Lifestyle Equities CV v Ahmed

In Lifestyle Equities CV and another v Ahmed and another [2024] UKSC 17 the Supreme Court was required to consider the extent of a director’s liability for causing their company to commit a civil wrong.

Facts

The appellant, ‘Ahmed’ and his sister were directors of ‘Hornby Street Ltd’, a company which manufactured and sold clothing. The respondent, ‘Lifestyle’ held registered trademarks for ‘Beverly Hills Polo Club’ and devices which included hose-riding polo players. Lifestyle alleged that Hornby Street had infringed this trademark by selling clothing with the words ‘Santa Monica Polo Club’ on them, with images of horse-riding polo players.

So, Lifestyle claimed against Hornby Street (as well as other companies) and the Ahmeds. Lifestyle were successful – the judge found that Hornby Street had infringed the trademark and misrepresented that goods belonged to another. The court also found that the Ahmeds were jointly liable along with Hornby Street.

Hornby Street was dissolved, preventing any recovery of damages. Against the Ahmeds, Lifestyle had sought an account of the profits made from the wrong. The trial judge held that the Ahmeds did not have to account for the profits Hornby Street wrongfully made, but they did have to account for part of their salary they had personally received. The trial judge decided the Ahmeds should pay 10% of their salaries over the infringing period. This was upheld by the Court of Appeal, and both parties appealed to the Supreme Court.

Issues

  1. What is the nature and extent of accessory liability for a strict liability tort?
  2. Should a director who is found to be liable as an accessory repay the profits that company wrongly makes? Or, should the director only be liable for the sums they personally received?

Decision

The Supreme Court unanimously dismissed Lifestyle’s appeal and granted Ahmed’s appeal.

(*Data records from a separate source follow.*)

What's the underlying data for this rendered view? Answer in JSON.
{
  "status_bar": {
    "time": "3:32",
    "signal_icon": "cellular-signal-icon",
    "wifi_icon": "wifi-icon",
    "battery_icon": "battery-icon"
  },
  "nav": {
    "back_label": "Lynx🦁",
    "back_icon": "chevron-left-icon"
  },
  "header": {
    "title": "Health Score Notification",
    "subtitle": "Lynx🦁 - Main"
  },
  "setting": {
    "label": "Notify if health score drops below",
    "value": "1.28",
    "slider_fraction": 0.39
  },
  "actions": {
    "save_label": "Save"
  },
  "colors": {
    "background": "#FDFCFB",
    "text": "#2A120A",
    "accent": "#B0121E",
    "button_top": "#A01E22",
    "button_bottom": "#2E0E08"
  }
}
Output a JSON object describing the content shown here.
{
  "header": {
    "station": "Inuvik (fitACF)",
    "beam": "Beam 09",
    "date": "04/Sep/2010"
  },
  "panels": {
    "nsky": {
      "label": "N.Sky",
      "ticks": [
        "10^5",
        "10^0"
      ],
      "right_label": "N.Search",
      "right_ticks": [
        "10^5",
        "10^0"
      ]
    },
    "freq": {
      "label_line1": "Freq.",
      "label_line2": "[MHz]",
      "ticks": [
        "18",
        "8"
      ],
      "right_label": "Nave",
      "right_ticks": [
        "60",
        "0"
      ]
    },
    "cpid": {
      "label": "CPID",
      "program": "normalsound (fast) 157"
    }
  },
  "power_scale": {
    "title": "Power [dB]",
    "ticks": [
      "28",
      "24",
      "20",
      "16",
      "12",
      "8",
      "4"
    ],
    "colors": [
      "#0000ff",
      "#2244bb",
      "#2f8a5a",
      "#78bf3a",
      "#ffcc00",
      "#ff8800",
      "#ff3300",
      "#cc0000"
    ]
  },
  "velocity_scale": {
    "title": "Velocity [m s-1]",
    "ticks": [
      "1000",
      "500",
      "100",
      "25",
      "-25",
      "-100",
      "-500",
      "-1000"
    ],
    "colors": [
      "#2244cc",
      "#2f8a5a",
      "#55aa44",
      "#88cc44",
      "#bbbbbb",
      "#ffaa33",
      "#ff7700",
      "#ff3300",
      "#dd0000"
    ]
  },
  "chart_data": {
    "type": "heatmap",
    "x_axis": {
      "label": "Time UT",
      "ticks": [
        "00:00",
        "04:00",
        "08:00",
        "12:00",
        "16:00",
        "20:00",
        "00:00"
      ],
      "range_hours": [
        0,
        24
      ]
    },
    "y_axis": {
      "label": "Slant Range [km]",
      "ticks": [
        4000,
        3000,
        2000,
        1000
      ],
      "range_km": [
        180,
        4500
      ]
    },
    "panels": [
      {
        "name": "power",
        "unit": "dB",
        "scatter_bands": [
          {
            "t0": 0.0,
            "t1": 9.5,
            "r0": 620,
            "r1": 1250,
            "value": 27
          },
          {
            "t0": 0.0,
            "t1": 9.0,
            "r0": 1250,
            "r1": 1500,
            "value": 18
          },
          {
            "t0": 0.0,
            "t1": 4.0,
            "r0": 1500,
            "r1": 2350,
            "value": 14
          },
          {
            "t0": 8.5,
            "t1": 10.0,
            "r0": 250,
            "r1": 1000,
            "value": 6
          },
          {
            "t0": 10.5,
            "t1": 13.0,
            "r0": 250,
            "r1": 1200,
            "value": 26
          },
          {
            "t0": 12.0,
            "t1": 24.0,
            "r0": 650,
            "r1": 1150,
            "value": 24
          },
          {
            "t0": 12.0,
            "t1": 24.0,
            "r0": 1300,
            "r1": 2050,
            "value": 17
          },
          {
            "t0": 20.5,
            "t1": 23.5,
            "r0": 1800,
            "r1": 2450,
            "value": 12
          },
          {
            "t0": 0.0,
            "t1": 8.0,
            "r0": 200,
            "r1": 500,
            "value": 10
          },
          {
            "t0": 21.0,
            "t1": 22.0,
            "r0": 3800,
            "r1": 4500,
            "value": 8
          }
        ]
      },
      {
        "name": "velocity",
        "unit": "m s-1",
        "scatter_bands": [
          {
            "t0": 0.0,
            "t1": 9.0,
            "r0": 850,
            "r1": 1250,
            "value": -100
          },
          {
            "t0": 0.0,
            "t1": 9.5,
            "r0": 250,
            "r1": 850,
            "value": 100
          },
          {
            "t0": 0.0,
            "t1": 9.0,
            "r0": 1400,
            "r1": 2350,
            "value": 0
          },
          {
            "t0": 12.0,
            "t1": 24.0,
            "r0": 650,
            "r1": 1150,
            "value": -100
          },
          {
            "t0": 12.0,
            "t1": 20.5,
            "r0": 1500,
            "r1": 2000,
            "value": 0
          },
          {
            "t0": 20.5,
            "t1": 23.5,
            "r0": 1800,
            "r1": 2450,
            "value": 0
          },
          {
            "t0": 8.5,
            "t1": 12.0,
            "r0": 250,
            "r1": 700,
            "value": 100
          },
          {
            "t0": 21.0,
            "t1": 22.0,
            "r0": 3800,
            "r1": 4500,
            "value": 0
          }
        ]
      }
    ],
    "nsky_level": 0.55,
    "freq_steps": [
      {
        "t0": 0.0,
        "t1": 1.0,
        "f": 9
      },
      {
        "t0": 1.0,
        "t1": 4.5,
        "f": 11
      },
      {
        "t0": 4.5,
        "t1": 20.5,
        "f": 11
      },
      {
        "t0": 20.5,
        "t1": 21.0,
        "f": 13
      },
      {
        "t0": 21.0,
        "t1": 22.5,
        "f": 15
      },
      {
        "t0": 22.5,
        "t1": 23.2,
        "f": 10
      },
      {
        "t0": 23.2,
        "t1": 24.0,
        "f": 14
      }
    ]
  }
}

Trademark infringement is a strict liability tort. This means the court does not need to determine the state of mind of the wrongdoer. Here, the wrongdoer was Hornby Street, which had manufactured and sold the infringing clothing, and they were strictly liable. The claim against the Ahmeds was that they were accessories to this wrongdoing, by procuring Hornby Street to commit the infringing acts, or acting with a common design.

However, the court held it would be unjust to hold a person liable for procuring a wrong where they acted in good faith and without knowledge of the facts which made the other’s act wrongful. The logical reason for applying a requirement for a ‘state of mind’ is that accessory liability is not the same as primary liability and the ingredients of a claim are not the same. A person can only be jointly liable for causing another to commit a wrongful act if they have knowledge of the essential facts which makes the act wrongful. The Ahmeds did not possess this knowledge and thus were not jointly liable.

As to the claim for an account of profits, the court held the Ahmeds could not be required to pay profits earnt by Hornby Street. The court cannot order a person to pay profits earnt by another. This would amount to a penalty, or a fine, which is not the purpose of the remedy, which is to require a person to repay that which they have wrongfully received. It was wrong to order the Ahmeds to account for a proportion of their salaries – there was nothing to show that the salaries were anything other than standard remuneration. Accordingly, the salaries also could not be considered profits from wrongful actions and there was no obligation for the Ahmeds to account for them.   

Discussion

Directors around the country will breathe a sigh of relief after this decision. Claimants must now prove a director’s state of mind before a finding of accessory liability can be made – in many cases, this will prove a significant hurdle. Evidence of a director’s state of mind will often be hard to come by, particularly in cases where they are closely involved with the business, such as in small or family-run companies.

Even if a claimant can jump this hurdle, the Supreme Court has limited the scope of any damages to be awarded. The remuneration received by the directors is likely to be far less than the scope of profits enjoyed by the company, which in cases of insolvency will be difficult to recover. Even then, the burden lies with a claimant to prove compensation like a salary falls outside of ordinary remuneration.